After the first reaction is complete, water or acid is added to the alkoxide to give it alcohol.
Adding a Grignard reagent to formaldehyde gives a primary alcohol with one more carbon atom than in the Grignard reagent.
The reagent is Grignard.
aldehydes are added to by grignard reagents.
The alkyl group from the Grignard reagent and the alkyl group from the carbonyl group of the aldehyde are the two alkyl groups of the secondary alcohol.
Adding on the carbinol carbon atom could be used to synthesise each of the secondary alcohols.
The carbonyl carbon atom of a ketone has two alkyl groups bonding to it.
A tertiary alcohol with three alkyl groups bonding to the carbinol carbon atom is given by the addition of a Grignard reagent.
Two of the alkyl groups were originally bonds to the ketone carbonyl group.
The Grignard reagent is the third alkyl group.
Any one of the three alkyl groups can be added to this tertiary alcohol in the form of a Grignard reagent.
The first, second, and third are all likely to work, but only the third begins with no more than five carbon atoms.
Further steps would be required to generate the ketones from compounds with no more than five carbon atoms.
A tertiary alcohol has three groups reagent to a ketone.
The Grignard reagent was added to each of the groups.
The OH group of a carboxylic acid is replaced by other groups.

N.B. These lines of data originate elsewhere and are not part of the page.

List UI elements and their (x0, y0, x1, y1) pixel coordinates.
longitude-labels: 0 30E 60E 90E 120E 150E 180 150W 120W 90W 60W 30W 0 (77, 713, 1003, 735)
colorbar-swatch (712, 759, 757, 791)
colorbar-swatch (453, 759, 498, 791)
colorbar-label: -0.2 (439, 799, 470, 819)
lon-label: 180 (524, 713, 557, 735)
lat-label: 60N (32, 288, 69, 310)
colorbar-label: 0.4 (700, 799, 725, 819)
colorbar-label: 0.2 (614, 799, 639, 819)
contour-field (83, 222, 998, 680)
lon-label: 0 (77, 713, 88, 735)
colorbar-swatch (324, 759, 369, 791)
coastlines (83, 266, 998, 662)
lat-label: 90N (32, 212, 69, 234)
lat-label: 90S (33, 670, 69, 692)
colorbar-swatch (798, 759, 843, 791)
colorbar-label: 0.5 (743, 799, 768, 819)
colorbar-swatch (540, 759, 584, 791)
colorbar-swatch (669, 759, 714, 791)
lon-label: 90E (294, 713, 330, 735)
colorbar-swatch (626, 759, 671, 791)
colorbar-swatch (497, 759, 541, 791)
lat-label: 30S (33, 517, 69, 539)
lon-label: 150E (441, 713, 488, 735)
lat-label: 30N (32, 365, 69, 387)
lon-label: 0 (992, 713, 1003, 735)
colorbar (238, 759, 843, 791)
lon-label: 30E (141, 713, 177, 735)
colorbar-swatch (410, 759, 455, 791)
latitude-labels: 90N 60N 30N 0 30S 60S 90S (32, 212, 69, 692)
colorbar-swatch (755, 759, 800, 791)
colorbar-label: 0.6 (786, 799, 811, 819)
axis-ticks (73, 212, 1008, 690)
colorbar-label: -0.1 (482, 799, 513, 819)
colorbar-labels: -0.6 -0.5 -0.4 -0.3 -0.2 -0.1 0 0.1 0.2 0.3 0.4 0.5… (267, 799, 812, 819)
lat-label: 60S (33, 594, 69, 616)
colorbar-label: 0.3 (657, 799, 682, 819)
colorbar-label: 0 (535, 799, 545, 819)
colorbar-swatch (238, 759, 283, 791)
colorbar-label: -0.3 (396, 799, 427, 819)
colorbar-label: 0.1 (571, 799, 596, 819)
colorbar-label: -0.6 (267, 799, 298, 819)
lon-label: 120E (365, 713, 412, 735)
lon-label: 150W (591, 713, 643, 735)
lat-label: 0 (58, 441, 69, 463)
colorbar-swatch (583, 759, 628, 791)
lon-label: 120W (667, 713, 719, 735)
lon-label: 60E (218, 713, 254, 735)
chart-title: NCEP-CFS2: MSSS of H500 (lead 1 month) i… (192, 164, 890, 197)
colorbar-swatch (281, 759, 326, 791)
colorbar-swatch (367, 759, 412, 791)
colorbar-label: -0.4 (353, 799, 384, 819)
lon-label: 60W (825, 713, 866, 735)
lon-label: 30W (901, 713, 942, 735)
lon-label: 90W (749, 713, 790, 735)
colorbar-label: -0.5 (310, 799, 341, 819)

The hydroxy group of acid is replaced by a chlorine atom.
Acid chlorides and esters react with two equivalents of Grignard reagents to give tertiary alcohols.
Adding the first equivalent of the Grignard reagent causes an unstable intermediate that expels a chloride ion or alkoxide ion from the acid chloride or the ester to give a ketone.
The alkoxide ion is a suitable leaving group in this reaction because of its stabilizing effect on a negatively charged intermediate.
The magnesium salt of a tertiary alkoxide is formed when the ketone reacts with a second equivalent of the Grignard reagent.
One of the alkyl groups derived from the acid chloride or ester is used to make a tertiary alcohol.
An example would be using an ester.
When making alcohol with propiophenone.
Adding a second equivalent and two identical alkyl groups gives a tertiary alcohol.
There is a mechanism for the reaction of acetyl chloride with phenylmagnesium bromide.
Secondary alcohols with two identical alkyl groups are given after a formate ester reacts with an excess of a Grignard reagent.
A mechanism to show how the reaction of ethyl formate with an excess of allylmagnesium bromide gives is proposed.
The following secondary alcohols would be synthesised using reactions of Grignard reagents with ethyl formate.
The ring strain is relieved by the attack by the Grignard reagent.
The only Grignard ethylene oxide is the reaction of a Grignard reagent.
The OH group appears on the second carbon from the new bond.
The same way as Grignard and organolithium reagents, acetylide ion add to carbonyl groups.
Like Grignard and organolithium reagents, Acetylide ion adds to ethylene oxide.
Predict the products obtained by adding the acetylide ion to the ethylene oxide.
Acetylide ion are alkylated by the displacement of alkyl halides.